Piszcie znicz i swoje imię już teraz, żeby potem serwerów nie obciążać
To nie ma żadnego znaczenia, gra i tak będzie shitem lub co najwyżej przeciętniakiem.
No tak, analitycy i specjaliści rynkowi z gola i tak wiedzą lepiej. Mimo że jeden z drugim miesza beton na budowie albo klei ciastka w piekarni za minimalną. Ale oni wiedzą co robi EA ;)
A Ty tu nowy? :-) nie dość, że specjaliści od wszystkiego, to jeszcze towarzystwo wzajemnej adoracji w większości :-) polecam dystans i popcorn, bo uświadamianie nie ma sensu :-)
Mimo że jeden z drugim miesza beton na budowie albo klei ciastka w piekarni za minimalną
Coś miał na celu ten cynizm niż podreperowanie twojego ego?
Taki śmiały i chwacki, a taki naiwny.
Ogame_fan - zabrakło tylko jeszcze w komentarzach że "najlepsiejsza" gra to będzie Cyperpunk 2077, od najlepszego studia otwartego na środowisko graczy + rozpieszczającego w pracy pracowników dostawami wega i ping - pongiem ;)
A co ma piernik do wiatraka?
Właśnie to napisałeś, o czym pisałeś z kpiną/sarkazmem.

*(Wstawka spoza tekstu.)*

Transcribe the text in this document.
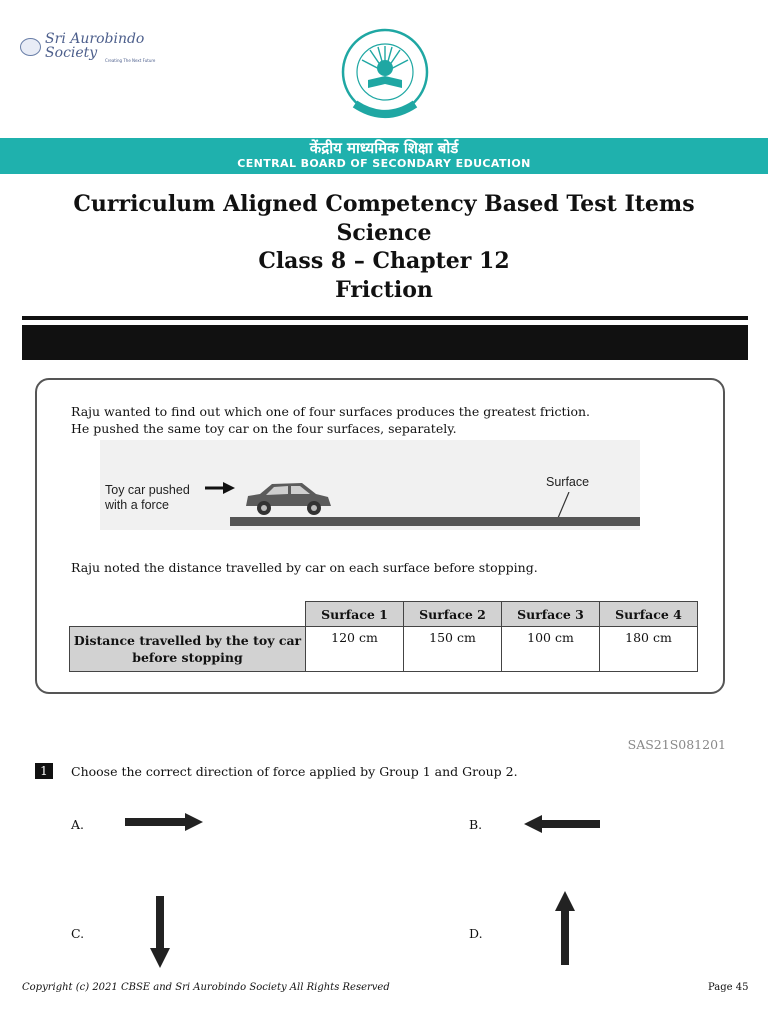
Sri Aurobindo Society	Creating The Next Future
केंद्रीय माध्यमिक शिक्षा बोर्ड
CENTRAL BOARD OF SECONDARY EDUCATION
Curriculum Aligned Competency Based Test Items
Science
Class 8 – Chapter 12
Friction
Raju wanted to find out which one of four surfaces produces the greatest friction.
He pushed the same toy car on the four surfaces, separately.
Toy car pushed
with a force
Surface
Raju noted the distance travelled by car on each surface before stopping.
	Surface 1	Surface 2	Surface 3	Surface 4
Distance travelled by the toy car before stopping	120 cm	150 cm	100 cm	180 cm
SAS21S081201
1	Choose the correct direction of force applied by Group 1 and Group 2.
A.	B.
C.	D.
Copyright (c) 2021 CBSE and Sri Aurobindo Society All Rights Reserved	Page 45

Brawo.
Można gdybać i się mądrzyć, ale po prostu już za kilka miesięcy wszystko zostanie zweryfikowane. Po premierze zobaczymy, ile w tym prawdy, ile w tym obecnym oddziale EA zostało z legendarnego BioWare. Nadziei sobie nie robię, ale nie spisuję też Anthem z marszu na straty. Jestem otwarty na miłe zaskoczenie, acz się go nie spodziewam.
Nawet gdyby była to prawda to i tak patrząc po ich ostatnich produkcjach to nie ma sensu oczekiwać dobrej gry.
O ile ME2 i może DA2 (zrobione po przejęciu przez rzeźników od EA) jeszcze były dobre tak następne, nawet bez toporka na karku, nie zmieniają tego, że w studiu nie ma kompetentnych ludzi od... właściwie wszystkiego. Animacji, scenariusza, pomysłu na gameplay...
Ta gra w ogóle mi się nie widzi i coś nie sądzę, że po premierze nagle się to zmieni...
Swoją drogą sam (zalinkowany w tekście) wywiad jest ciekawy. Ohlen najlepiej wspomina czasy kiedy BioWare było małym studiem (40 osób podczas prac nad Baldur's Gate), łatwiej było wtedy (co dość oczywiste) wszystkim zarządzać i nad wszystkim panować, co przy obecnym molochu jest po prostu niemożliwe.
A już patrząc na to, w co James lubi sobie (najbardziej) pograć i na co czeka, no to już lubię tego gościa ;-).